The Missouri Supreme Court yesterday struck down a state law that caps noneconomic damages in medical malpractice cases at $350,000. It declared that the law infringed on a person’s right to trial by jury, which includes the right to have a jury set damages.
The ruling, one of several recent setbacks for proponents of tough tort reform measures, illustrates the risk inherent in passing a federal law that would limit what a victorious plaintiff can receive in noneconomic (pain and suffering) damages. Such a law, supported by organized medicine and Congressional Republicans to curb supposedly frivolous suits and extravagant jury awards, theoretically could be overturned by the US Supreme Court.

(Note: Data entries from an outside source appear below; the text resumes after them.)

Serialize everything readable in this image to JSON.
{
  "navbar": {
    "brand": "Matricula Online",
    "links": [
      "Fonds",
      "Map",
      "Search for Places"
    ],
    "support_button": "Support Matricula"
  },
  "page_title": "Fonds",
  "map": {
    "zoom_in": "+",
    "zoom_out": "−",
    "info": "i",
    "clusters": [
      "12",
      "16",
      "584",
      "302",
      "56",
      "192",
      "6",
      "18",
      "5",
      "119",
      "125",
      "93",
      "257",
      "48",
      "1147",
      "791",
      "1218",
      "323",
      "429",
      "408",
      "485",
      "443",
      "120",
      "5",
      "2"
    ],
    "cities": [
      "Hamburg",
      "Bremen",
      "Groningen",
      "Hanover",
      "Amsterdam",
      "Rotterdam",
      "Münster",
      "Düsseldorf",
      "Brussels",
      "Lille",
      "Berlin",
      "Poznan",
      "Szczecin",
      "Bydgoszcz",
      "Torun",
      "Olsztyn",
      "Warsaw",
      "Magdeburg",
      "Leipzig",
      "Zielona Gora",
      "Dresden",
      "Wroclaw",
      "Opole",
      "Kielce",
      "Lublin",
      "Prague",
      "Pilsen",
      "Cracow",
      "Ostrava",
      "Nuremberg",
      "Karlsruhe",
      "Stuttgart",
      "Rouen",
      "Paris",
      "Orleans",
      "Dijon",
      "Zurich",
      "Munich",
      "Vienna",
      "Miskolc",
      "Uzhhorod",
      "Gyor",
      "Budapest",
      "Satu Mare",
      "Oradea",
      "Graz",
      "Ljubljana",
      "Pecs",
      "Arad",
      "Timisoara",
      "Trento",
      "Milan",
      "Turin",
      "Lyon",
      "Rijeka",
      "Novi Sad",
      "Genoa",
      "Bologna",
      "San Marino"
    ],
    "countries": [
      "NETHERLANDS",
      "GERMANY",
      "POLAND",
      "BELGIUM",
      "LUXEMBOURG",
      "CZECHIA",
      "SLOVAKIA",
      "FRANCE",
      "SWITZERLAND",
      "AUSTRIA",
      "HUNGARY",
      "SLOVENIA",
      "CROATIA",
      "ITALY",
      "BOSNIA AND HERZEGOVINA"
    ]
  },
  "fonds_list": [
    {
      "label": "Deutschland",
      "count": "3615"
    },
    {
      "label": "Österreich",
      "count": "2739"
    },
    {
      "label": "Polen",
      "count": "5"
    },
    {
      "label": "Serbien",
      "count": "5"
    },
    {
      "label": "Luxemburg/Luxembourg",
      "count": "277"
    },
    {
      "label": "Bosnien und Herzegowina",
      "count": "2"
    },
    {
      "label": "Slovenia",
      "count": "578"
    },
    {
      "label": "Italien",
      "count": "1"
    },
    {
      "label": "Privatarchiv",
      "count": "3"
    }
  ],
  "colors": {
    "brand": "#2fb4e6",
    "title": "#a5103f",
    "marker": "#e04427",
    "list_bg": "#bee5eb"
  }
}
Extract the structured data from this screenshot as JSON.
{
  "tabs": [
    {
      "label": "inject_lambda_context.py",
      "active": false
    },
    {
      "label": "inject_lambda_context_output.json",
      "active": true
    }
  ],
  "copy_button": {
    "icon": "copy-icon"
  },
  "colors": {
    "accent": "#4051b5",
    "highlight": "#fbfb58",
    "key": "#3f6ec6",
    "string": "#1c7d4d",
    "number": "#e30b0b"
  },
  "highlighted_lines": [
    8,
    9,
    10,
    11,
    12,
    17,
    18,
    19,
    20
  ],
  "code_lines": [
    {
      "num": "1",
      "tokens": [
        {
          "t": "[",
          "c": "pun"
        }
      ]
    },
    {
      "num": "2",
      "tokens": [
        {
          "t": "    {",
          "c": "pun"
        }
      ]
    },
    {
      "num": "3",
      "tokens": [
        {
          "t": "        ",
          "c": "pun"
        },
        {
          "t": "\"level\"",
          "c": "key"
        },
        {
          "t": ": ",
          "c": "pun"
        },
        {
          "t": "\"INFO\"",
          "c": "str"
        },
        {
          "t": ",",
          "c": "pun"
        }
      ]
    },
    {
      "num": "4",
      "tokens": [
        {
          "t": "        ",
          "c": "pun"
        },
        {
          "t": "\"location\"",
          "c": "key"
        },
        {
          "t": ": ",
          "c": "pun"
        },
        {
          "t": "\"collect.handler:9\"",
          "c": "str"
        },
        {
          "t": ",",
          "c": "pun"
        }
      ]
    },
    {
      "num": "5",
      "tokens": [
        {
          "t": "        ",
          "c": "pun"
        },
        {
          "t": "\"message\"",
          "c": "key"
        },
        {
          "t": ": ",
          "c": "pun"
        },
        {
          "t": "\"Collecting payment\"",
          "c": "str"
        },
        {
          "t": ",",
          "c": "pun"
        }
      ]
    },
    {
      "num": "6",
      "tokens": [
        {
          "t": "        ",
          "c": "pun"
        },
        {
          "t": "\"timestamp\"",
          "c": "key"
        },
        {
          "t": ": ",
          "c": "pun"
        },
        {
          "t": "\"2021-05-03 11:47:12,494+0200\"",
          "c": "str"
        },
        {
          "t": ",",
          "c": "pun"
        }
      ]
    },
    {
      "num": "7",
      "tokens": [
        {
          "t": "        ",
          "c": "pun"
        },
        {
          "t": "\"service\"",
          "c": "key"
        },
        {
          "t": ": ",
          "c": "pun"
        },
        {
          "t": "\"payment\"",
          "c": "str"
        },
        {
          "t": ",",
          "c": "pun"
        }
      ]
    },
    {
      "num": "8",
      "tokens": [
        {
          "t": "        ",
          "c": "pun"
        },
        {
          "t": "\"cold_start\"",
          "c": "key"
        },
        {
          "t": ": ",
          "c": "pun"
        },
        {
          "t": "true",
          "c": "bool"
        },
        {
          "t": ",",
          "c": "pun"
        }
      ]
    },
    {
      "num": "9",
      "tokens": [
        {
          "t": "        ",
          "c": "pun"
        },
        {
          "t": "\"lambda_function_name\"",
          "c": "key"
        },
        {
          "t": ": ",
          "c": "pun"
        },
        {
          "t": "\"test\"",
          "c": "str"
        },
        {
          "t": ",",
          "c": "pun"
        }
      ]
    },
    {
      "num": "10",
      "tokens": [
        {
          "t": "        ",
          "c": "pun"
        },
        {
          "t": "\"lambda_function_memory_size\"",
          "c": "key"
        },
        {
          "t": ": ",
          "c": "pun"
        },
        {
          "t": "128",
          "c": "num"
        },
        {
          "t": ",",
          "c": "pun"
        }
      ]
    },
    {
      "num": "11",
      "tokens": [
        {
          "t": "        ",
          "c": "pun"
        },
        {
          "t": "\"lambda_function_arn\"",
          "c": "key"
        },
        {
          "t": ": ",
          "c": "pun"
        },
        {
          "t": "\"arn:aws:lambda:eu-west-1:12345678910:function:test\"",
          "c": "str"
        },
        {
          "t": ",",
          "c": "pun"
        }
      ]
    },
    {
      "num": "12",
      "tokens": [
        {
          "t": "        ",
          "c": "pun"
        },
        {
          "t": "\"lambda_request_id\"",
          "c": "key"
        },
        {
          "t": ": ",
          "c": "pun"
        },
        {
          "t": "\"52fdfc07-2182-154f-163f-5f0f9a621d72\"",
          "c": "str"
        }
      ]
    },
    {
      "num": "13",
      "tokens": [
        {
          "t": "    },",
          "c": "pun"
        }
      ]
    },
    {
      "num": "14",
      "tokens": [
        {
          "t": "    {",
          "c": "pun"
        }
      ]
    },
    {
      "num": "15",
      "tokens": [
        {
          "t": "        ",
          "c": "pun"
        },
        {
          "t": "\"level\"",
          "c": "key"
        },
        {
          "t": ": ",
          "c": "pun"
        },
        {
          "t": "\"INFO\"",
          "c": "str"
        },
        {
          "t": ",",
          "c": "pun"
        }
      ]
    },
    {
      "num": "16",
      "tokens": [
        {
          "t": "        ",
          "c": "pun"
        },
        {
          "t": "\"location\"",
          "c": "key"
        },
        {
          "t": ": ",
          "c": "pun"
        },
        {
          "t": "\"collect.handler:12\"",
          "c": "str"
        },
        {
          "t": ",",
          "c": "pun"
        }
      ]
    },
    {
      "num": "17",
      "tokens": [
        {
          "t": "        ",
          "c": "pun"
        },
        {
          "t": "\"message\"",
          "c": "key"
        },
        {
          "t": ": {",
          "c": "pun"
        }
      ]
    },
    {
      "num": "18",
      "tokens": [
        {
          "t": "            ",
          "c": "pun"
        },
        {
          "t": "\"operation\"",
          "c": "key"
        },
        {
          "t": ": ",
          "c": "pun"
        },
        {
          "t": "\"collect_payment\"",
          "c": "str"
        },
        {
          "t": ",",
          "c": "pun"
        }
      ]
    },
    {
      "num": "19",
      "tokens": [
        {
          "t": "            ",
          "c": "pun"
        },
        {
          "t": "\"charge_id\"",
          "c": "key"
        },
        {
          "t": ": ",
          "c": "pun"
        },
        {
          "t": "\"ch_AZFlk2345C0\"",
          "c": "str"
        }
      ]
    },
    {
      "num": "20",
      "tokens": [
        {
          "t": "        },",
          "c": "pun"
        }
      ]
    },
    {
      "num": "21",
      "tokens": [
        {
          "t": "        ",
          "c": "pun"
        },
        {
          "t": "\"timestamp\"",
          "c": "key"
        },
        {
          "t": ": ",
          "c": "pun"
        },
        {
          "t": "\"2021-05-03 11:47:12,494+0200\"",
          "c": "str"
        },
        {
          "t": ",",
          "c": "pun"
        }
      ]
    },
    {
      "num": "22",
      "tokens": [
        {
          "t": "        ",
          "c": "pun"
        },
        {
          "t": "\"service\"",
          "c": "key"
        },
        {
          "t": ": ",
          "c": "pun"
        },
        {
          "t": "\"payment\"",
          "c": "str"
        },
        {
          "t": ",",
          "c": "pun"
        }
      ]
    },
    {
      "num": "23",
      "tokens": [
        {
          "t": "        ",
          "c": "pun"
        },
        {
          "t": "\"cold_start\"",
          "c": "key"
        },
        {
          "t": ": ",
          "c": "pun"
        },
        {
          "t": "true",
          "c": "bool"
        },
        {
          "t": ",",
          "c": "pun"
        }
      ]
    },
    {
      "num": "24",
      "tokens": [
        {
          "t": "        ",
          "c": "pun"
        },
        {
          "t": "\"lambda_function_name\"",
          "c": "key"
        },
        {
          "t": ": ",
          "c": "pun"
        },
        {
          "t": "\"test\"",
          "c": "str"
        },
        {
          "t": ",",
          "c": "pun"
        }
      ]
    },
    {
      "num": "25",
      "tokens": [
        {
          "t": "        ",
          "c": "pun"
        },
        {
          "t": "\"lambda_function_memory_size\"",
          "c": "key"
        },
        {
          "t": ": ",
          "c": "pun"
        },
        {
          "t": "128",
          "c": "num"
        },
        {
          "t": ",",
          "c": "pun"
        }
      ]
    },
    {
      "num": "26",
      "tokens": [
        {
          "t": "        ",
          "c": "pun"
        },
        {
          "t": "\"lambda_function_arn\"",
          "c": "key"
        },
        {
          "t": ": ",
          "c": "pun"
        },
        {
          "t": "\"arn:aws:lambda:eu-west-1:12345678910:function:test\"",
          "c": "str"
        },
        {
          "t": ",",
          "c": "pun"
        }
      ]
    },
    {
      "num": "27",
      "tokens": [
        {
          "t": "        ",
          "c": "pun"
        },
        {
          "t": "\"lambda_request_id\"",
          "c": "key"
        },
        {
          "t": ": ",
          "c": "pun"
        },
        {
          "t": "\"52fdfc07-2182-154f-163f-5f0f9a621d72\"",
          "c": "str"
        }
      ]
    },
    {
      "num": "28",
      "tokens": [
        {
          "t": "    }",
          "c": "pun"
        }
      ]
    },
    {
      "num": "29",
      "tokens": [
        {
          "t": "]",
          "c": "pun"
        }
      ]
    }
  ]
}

The case in question involved a baby who evidently was delivered by cesarean section too late, resulting in significant damage. His mother was awarded about$3.4 million in medical damages and about$1.5 million in non-economic damages. The law reduced that latter amount to $350,000. She sued that this was a infringement on the right of juries to decide matters like these. She won.
Moreover, Missouri isn’t alone:
Before yesterday’s ruling, Missouri was one of roughly 2 dozen states with laws that cap noneconomic damages in malpractice suits at various levels, according to a tally kept by the National Conference of State Legislatures. (A few other states limit punitive damages or total damages of any kind.) Some of these laws have survived constitutional challenges, as was the case in Maryland. In contrast, cap laws in Alabama, New Hampshire, Oregon, Washington, and, most recently, Illinois and Georgia have been tossed into the unconstitutional trash basket.
Not to beat a dead horse, but the law wasn’t so good at reducing malpractice premiums anyway, which is what tort reform is supposed to do. Missouri’s malpractice premiums went up faster than neighboring Iowa’s did after it passed the law. Iowa, of course, has no such cap.